Jan. 22 (Bloomberg) -- Wells Fargo & Co., the bank that counts billionaire Warren Buffett’s company as its largest shareholder, raised its quarterly dividend by 14 percent after reporting a record profit for 2012.
The 3-cent increase brings the payout to 25 cents, the San Francisco-based company said today in a statement. Investors who own the stock as of Feb. 1 will be paid on March 1.
Among them is Buffett’s Berkshire Hathaway Inc., the Omaha, Nebraska-based insurer and investment company that holds a stake of about 8 percent, according to data compiled by Bloomberg. The higher dividend means another $50.7 million annually for Berkshire, based on the 422.5 million-share stake listed as of Sept. 30. The lender’s stock yields about 2.9 percent.

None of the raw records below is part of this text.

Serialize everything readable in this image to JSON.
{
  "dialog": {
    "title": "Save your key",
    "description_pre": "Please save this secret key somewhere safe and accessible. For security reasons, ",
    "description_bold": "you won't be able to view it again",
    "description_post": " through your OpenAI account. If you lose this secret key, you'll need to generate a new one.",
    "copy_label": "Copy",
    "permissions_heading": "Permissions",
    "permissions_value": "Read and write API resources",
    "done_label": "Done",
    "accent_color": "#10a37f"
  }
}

Wells Fargo said the new dividend was part of the bank’s 2012 capital plan, which passed Federal Reserve review last year. U.S. banks this month are asking the Fed to approve a new round of dividend increases and share buybacks, with Wells Fargo’s plan submitted Jan. 4, the bank said.
Led by John Stumpf, Wells Fargo is the biggest U.S. home lender and the leader by stock-market value. The company reported a record profit for 2012, with net income rising 19 percent to $18.9 billion.